В зале красноярского краеведческого музея листаю старые журналы, вчитываюсь в афиши с надеждой встретить имена актеров Ржевского и Зиновьева. Нашла фото труппы Федотовой, в которой подвизался Николай Ржевский. Он – один из троих мужчин. Нет, не худой, не молодой, а скорее всего этот – пожилой и полный, который небрежно сидит на перилах теплохода. Он и есть – Николай Иванович Ржевский.
Опять сижу в Красноярской краевой научной библиотеке, здесь мои поиски обогатились прелюбопытным материалом. В газете «Енисей» за 1893 год напечатаны очерки Вс. Сибирского по истории сибирских театров. Встречаются занимательные детали. Например, о первом деятеле – Астапове – Ярославцеве, прибывшем в Сибирь в 1853 году и проскитавшемся по ярмаркам и городам десять лет. Эти сведения достались издателю от сына – Сергея Ярославцева – Сибиряка, енисейского и красноярского антрепренера…
…Всеволод Алексеевич обмакнул перо в чернильницу. Славное тогда было время, самое начало театра! На сцене служили только из любви к искусству! Дьявол Мамоны еще не проник на сцену, театральное дело не стало бизнесом, а служило для удовольствия актеров и антрепренеров. Такие люди, как Ярославцев, были возможны – не то, что сейчас! Набросаю о нем очерк и сдам в газету. Писатель так и сделал: сочинил рассказ о первом сибирском антрепренере.
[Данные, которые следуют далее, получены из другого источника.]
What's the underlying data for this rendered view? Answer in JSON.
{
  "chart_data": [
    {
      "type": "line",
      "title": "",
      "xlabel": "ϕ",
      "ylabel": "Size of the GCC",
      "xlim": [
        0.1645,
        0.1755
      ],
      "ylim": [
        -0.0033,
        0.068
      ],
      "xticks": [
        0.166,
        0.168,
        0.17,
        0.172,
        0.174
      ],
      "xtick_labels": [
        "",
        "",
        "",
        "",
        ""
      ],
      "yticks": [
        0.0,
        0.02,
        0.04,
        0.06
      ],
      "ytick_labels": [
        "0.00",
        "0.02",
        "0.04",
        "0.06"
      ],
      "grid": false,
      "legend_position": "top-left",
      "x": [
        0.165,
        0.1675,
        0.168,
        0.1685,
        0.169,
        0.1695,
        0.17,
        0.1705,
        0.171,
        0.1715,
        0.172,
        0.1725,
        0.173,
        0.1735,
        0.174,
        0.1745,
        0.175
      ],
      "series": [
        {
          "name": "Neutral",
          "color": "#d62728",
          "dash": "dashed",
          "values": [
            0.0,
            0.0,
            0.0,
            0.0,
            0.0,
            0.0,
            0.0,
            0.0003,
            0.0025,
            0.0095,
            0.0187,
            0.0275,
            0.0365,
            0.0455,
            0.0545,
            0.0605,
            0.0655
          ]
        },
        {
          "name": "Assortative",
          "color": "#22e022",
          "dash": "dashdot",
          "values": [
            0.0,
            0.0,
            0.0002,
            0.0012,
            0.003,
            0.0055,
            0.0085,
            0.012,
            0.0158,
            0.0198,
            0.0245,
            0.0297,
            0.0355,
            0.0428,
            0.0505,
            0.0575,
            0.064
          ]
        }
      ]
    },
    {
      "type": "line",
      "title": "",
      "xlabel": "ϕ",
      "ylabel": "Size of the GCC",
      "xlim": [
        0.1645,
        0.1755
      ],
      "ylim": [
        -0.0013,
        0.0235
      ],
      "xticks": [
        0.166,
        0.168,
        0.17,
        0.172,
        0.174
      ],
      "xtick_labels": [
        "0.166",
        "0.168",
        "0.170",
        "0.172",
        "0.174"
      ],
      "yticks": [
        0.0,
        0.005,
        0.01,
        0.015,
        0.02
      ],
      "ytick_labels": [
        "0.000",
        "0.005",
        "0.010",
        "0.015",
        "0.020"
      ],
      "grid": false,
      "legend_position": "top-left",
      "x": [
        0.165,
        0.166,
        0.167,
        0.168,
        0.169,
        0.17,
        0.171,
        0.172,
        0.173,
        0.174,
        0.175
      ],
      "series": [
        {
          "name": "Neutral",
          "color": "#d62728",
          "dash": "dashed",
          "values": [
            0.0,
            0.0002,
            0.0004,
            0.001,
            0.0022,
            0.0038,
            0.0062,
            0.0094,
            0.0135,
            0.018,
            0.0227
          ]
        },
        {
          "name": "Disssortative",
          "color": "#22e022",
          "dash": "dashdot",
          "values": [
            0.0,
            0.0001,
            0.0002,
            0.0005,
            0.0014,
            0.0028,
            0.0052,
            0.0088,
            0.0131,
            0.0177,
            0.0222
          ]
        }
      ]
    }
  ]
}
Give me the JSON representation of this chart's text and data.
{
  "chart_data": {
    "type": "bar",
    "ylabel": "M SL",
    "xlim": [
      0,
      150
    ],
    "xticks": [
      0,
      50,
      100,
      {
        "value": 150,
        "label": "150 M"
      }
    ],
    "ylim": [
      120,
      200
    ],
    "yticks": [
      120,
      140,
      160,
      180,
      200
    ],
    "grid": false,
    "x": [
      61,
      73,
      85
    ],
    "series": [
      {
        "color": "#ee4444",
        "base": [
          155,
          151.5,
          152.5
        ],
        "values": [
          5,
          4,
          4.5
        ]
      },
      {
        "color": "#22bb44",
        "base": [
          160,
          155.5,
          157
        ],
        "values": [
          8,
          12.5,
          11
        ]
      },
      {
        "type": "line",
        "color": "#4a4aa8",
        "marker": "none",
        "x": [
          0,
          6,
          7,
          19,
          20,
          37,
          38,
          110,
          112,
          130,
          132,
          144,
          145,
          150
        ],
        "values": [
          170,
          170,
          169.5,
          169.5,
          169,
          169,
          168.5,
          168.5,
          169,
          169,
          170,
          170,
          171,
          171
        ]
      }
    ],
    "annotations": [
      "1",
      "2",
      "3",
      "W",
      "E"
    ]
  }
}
В сибирской глуши Астапов оказался неслучайно. Он хотел уехать за тридевять земель. До того прослужил пять лет на сцене: в Курске, Туле, Воронеже, Казани, Саратове, Симбирске. В Симбирске и через двадцать лет спустя не было столь полной труппы. С тех пор минуло 23 года, а тогда отец не хотел выпускать его из своей воли и заставлял торговать в рядах на ярмарке. Никак не желал смириться с мыслью, что его сын сделался актером, даже хотел хлопотать перед ярославским губернатором о воспрещении ему играть на сцене и возвращении единственного наследника.
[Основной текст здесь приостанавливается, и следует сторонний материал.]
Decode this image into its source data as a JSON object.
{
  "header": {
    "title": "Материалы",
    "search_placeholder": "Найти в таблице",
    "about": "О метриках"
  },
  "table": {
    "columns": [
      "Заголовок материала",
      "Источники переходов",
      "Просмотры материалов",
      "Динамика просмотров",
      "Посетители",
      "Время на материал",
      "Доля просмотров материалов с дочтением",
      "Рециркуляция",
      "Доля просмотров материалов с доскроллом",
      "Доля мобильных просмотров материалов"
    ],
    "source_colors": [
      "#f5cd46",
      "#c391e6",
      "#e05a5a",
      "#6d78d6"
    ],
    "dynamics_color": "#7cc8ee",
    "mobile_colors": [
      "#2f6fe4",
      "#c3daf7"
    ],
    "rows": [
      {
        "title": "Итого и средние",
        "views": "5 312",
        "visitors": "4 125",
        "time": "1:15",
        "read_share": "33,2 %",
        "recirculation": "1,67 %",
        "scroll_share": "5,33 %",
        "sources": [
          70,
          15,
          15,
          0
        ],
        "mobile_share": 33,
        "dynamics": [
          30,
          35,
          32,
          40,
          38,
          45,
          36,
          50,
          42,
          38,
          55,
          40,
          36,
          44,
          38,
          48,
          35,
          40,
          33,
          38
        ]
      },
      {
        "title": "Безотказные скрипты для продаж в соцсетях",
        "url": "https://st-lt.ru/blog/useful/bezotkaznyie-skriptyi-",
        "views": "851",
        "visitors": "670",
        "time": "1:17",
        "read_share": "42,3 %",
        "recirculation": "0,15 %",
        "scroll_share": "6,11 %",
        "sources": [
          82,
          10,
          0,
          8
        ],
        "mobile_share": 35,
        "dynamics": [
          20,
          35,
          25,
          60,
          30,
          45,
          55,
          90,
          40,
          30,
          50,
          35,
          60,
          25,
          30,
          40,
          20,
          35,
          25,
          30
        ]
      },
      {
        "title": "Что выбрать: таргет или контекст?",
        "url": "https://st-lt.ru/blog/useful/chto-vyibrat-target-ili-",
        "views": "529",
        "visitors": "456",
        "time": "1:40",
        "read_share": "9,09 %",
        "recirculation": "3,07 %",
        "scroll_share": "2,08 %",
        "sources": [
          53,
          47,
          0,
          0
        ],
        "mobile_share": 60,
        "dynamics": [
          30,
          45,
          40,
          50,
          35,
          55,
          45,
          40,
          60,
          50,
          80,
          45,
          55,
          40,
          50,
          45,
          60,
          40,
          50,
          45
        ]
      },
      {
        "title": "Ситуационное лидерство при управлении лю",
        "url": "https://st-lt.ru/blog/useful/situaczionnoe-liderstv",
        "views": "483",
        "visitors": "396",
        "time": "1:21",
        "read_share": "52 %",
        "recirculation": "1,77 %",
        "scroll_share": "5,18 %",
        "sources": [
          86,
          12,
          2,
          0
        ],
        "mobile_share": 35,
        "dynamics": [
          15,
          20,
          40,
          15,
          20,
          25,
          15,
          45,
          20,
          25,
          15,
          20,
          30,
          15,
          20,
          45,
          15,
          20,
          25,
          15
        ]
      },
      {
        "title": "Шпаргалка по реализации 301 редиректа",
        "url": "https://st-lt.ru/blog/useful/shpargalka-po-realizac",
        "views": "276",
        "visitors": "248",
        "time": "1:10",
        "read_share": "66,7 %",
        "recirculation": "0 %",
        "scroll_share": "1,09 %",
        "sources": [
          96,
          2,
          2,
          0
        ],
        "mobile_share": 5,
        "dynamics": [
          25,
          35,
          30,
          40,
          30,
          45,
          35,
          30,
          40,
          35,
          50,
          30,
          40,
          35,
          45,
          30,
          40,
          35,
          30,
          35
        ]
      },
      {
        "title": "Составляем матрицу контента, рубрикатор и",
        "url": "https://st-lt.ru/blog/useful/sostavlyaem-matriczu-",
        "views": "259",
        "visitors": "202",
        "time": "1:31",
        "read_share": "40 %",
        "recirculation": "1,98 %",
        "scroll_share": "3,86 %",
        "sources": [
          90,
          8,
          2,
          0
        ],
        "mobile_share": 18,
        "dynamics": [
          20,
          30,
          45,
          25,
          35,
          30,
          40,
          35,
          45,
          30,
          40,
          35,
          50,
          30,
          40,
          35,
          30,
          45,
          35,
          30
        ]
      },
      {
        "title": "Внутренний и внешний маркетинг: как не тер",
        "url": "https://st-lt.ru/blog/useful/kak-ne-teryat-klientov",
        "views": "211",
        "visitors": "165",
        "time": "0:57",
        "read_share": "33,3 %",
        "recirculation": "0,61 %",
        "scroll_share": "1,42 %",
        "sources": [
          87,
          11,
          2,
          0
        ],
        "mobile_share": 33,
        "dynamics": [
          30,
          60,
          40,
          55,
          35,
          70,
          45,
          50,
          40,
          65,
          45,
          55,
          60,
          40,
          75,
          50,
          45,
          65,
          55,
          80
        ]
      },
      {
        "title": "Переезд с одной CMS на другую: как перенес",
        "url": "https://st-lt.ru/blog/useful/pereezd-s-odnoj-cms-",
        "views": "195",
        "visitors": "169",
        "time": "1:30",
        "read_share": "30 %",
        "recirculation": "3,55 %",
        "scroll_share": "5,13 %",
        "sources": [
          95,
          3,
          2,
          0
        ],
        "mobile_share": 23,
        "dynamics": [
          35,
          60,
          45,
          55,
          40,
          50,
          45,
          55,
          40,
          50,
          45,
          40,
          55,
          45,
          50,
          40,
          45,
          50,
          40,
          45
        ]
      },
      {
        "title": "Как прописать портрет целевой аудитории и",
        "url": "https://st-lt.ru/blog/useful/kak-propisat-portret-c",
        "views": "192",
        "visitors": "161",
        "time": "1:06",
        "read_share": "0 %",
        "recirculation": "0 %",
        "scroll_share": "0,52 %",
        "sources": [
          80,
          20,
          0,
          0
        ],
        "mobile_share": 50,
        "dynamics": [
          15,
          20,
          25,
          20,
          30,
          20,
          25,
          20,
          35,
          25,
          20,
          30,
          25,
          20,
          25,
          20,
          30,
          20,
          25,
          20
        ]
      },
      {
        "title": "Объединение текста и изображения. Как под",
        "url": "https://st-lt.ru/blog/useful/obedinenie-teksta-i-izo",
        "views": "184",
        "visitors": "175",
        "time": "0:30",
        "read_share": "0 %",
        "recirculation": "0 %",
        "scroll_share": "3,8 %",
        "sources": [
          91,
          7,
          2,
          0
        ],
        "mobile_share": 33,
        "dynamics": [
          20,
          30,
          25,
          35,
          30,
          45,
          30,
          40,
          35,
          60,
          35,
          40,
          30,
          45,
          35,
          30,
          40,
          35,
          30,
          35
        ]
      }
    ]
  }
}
Зная крутой отцовский нрав, младший Астапов решил бежать. Случай вскоре подвернулся. На нижегородской ярмарке познакомился с адьютантом иркутского генерал-губернатора и через его посредство вступил в переписку
с дирекцией, которую возглавлял генерал-губернатор И.Н.Муравьев, большой любитель театра. Большой чиновник где-то в Курске видел Астапова на сцене и был восхищен актером. Дело быстро сладилось, и уже на второй неделе поста, в марте 1852 года, актер под новой фамилией – Ярославцев отправился на лошадях в Сибирь. Через три недели иркутский театр открыл своим ключом адъютант Похвиснев, за что актер подарил военному бутылку французского шампанского. Здесь, в Сибири, началась новая жизнь. Он взял псевдоним – Ярославцев в память об уютном городе на Волге.
Здесь тоже могучие реки: Обь, Енисей, но суровые, чужие, не такие, как очаровательная Волга.
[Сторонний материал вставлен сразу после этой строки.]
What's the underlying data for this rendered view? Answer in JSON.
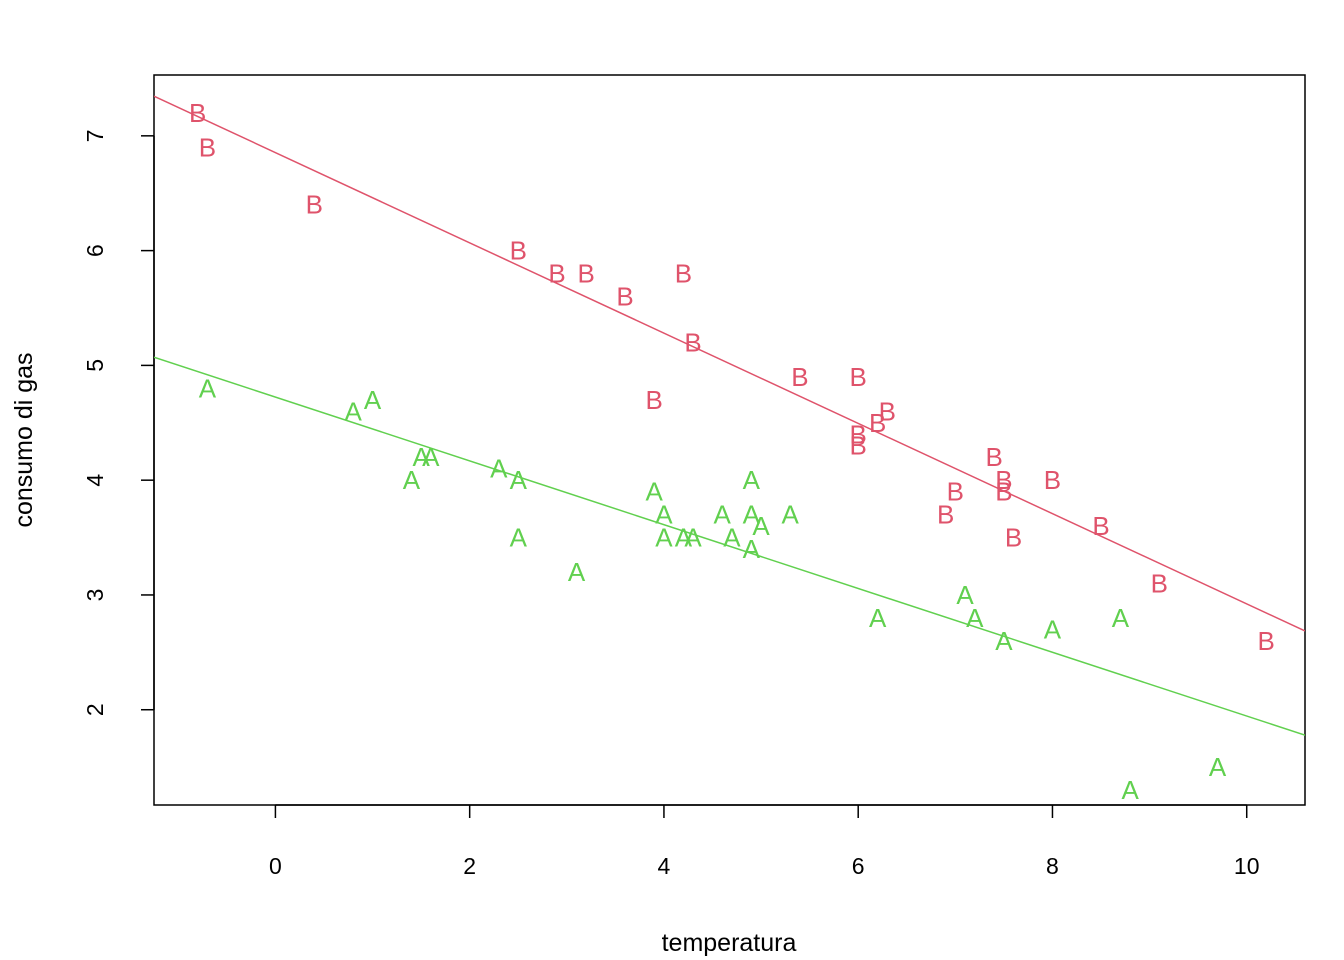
{
  "chart_data": {
    "type": "scatter",
    "title": "",
    "xlabel": "temperatura",
    "ylabel": "consumo di gas",
    "xlim": [
      -1.25,
      10.6
    ],
    "ylim": [
      1.17,
      7.53
    ],
    "xticks": [
      0,
      2,
      4,
      6,
      8,
      10
    ],
    "yticks": [
      2,
      3,
      4,
      5,
      6,
      7
    ],
    "grid": false,
    "legend": "none",
    "series": [
      {
        "marker": "A",
        "color": "#61D04F",
        "points": [
          [
            -0.7,
            4.8
          ],
          [
            0.8,
            4.6
          ],
          [
            1.0,
            4.7
          ],
          [
            1.4,
            4.0
          ],
          [
            1.5,
            4.2
          ],
          [
            1.6,
            4.2
          ],
          [
            2.3,
            4.1
          ],
          [
            2.5,
            4.0
          ],
          [
            2.5,
            3.5
          ],
          [
            3.1,
            3.2
          ],
          [
            3.9,
            3.9
          ],
          [
            4.0,
            3.5
          ],
          [
            4.0,
            3.7
          ],
          [
            4.2,
            3.5
          ],
          [
            4.3,
            3.5
          ],
          [
            4.6,
            3.7
          ],
          [
            4.7,
            3.5
          ],
          [
            4.9,
            3.4
          ],
          [
            4.9,
            3.7
          ],
          [
            4.9,
            4.0
          ],
          [
            5.0,
            3.6
          ],
          [
            5.3,
            3.7
          ],
          [
            6.2,
            2.8
          ],
          [
            7.1,
            3.0
          ],
          [
            7.2,
            2.8
          ],
          [
            7.5,
            2.6
          ],
          [
            8.0,
            2.7
          ],
          [
            8.7,
            2.8
          ],
          [
            8.8,
            1.3
          ],
          [
            9.7,
            1.5
          ]
        ],
        "fit": {
          "intercept": 4.724,
          "slope": -0.2779
        }
      },
      {
        "marker": "B",
        "color": "#DF536B",
        "points": [
          [
            -0.8,
            7.2
          ],
          [
            -0.7,
            6.9
          ],
          [
            0.4,
            6.4
          ],
          [
            2.5,
            6.0
          ],
          [
            2.9,
            5.8
          ],
          [
            3.2,
            5.8
          ],
          [
            3.6,
            5.6
          ],
          [
            3.9,
            4.7
          ],
          [
            4.2,
            5.8
          ],
          [
            4.3,
            5.2
          ],
          [
            5.4,
            4.9
          ],
          [
            6.0,
            4.9
          ],
          [
            6.0,
            4.3
          ],
          [
            6.0,
            4.4
          ],
          [
            6.2,
            4.5
          ],
          [
            6.3,
            4.6
          ],
          [
            6.9,
            3.7
          ],
          [
            7.0,
            3.9
          ],
          [
            7.4,
            4.2
          ],
          [
            7.5,
            4.0
          ],
          [
            7.5,
            3.9
          ],
          [
            7.6,
            3.5
          ],
          [
            8.0,
            4.0
          ],
          [
            8.5,
            3.6
          ],
          [
            9.1,
            3.1
          ],
          [
            10.2,
            2.6
          ]
        ],
        "fit": {
          "intercept": 6.854,
          "slope": -0.3932
        }
      }
    ]
  }
}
В чужой дикой Сибири он нашел жену, малышку Лидию.
Будущие супруги познакомились на благотворительном вечере. После шумного дивертисмента, устроенного актерами труппы вместе с любителями, разыгрывали билеты в пользу учащихся мужской гимназии. Возле барабана, наполненного благотворительными билетами, стояла тоненькая девушка с обезьянкой на руках. Животное по ее команде доставала лотерейки. «Манки!» – просила билетик девушка. Антрепренеру показалось, словно тысячи ангелов запели в небесном хоре. Голос звенел, похожий на горный ручей, спадал вниз, звучал завораживающе, подобно шелесту осенних листьев. Чудный милый голос околдовал актера. Он встрепенулся, как олень на призыв охотничьей трубы. За пояс голубого платья прелестницы были заткнуты лиловые фиалки. Как магнитом актера притянуло к этой стройной фигурке.
Александр Харитонович впервые в жизни влюбился. Это чудо-девушка не походила ни на местных купеческих дочек, ни на провинциальных актрис. Изящная фигурка казалась ему ангелом, сошедшим с небес.
Когда Саша подошел к девушке, на него из-под шляпки с фиалками сверкнули зеленые глазки. На превосходном французском языке она обратилась к антрепренеру: «Вам билет, месье?» Онемевший от восхищения Саша с трудом разжал губы: «Десять, пожалуйста, мадмуазель!» Она нежно погладила обезьянку: «Манки, билеты!»